An important aspect of the Terre Avenir exhibit is to re-educate people's palates to appreciate high-quality produce. That is the aim of another of the guests of this year's fair, the Association of master chocolate makers of Geneva.

Not surprisingly given the wonderful aromas emanating from their corner of the exhibition hall, the chocolate makers are the focus of a great deal of attention.

They are currently making the chocolate cauldrons, which are used to celebrate Geneva's Escalade festival on December 12. During the course of the fair, they will make a giant 250-kilogramme "marmite", as the cauldrons are known, and on the last day it will be smashed, as tradition dictates, and the pieces will be handed out.

Switzerland sells more chocolate per head - 11.5 kilogrammes - than any other country, though this figures includes tourists seeking something typically Swiss.

But the chocolate being made at the fair is certainly not mass-produced, run of the mill stuff. These master craftsmen would never dream of adding vegetable fats to their creations. They only use 100 per cent cacao butter.

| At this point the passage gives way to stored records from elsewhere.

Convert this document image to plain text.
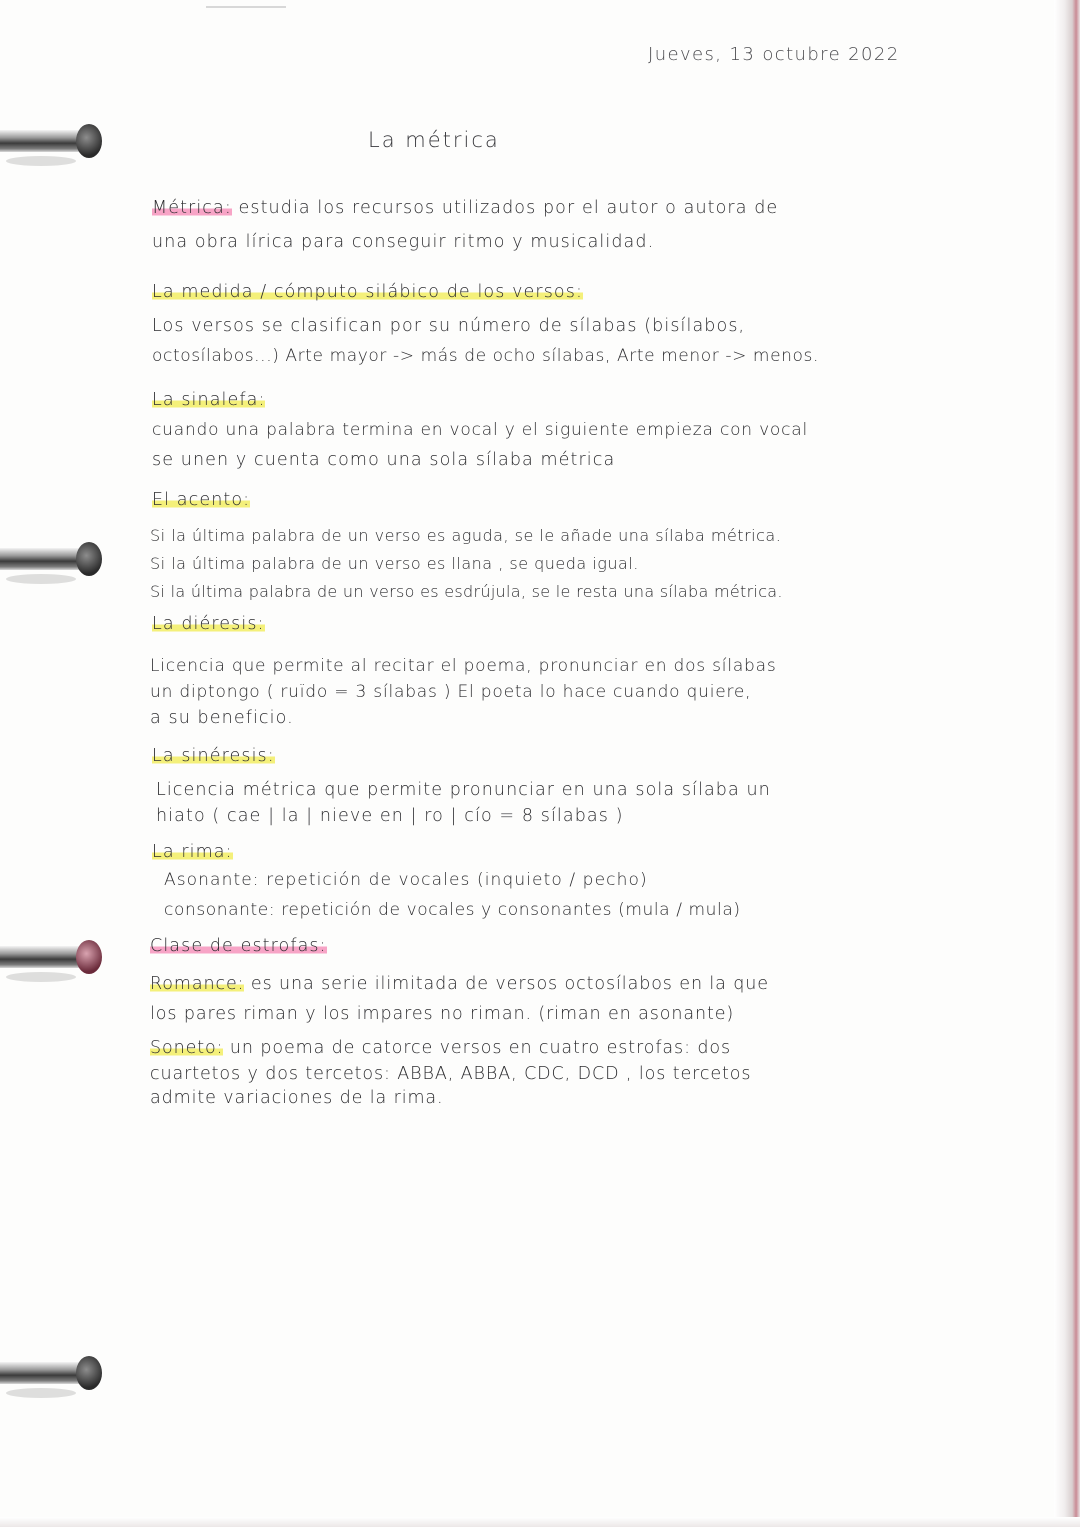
Jueves, 13 octubre 2022

La métrica

Métrica: estudia los recursos utilizados por el autor o autora de

una obra lírica para conseguir ritmo y musicalidad.

La medida / cómputo silábico de los versos:

Los versos se clasifican por su número de sílabas (bisílabos,

octosílabos...) Arte mayor -> más de ocho sílabas, Arte menor -> menos.

La sinalefa:

cuando una palabra termina en vocal y el siguiente empieza con vocal

se unen y cuenta como una sola sílaba métrica

El acento:

Si la última palabra de un verso es aguda, se le añade una sílaba métrica.

Si la última palabra de un verso es llana , se queda igual.

Si la última palabra de un verso es esdrújula, se le resta una sílaba métrica.

La diéresis:

Licencia que permite al recitar el poema, pronunciar en dos sílabas

un diptongo ( ruïdo = 3 sílabas ) El poeta lo hace cuando quiere,

a su beneficio.

La sinéresis:

Licencia métrica que permite pronunciar en una sola sílaba un

hiato ( cae | la | nieve en | ro | cío = 8 sílabas )

La rima:

Asonante: repetición de vocales (inquieto / pecho)

consonante: repetición de vocales y consonantes (mula / mula)

Clase de estrofas:

Romance: es una serie ilimitada de versos octosílabos en la que

los pares riman y los impares no riman. (riman en asonante)

Soneto: un poema de catorce versos en cuatro estrofas: dos

cuartetos y dos tercetos: ABBA, ABBA, CDC, DCD , los tercetos

admite variaciones de la rima.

"We want to defend the taste of Swiss chocolate made in a traditional way," says Marc-André Cartier, president of the Geneva chocolate-makers' association.

He says being at the fair gives the association the opportunity to allow people to get to know the profession better, since fewer and fewer young people are taking it up as a career.

Two other guests of honour at the fair are the association of electricians, which is celebrating its 100th anniversary, and the French-speaking West Indies.

The Foire de Genève closes on November 19.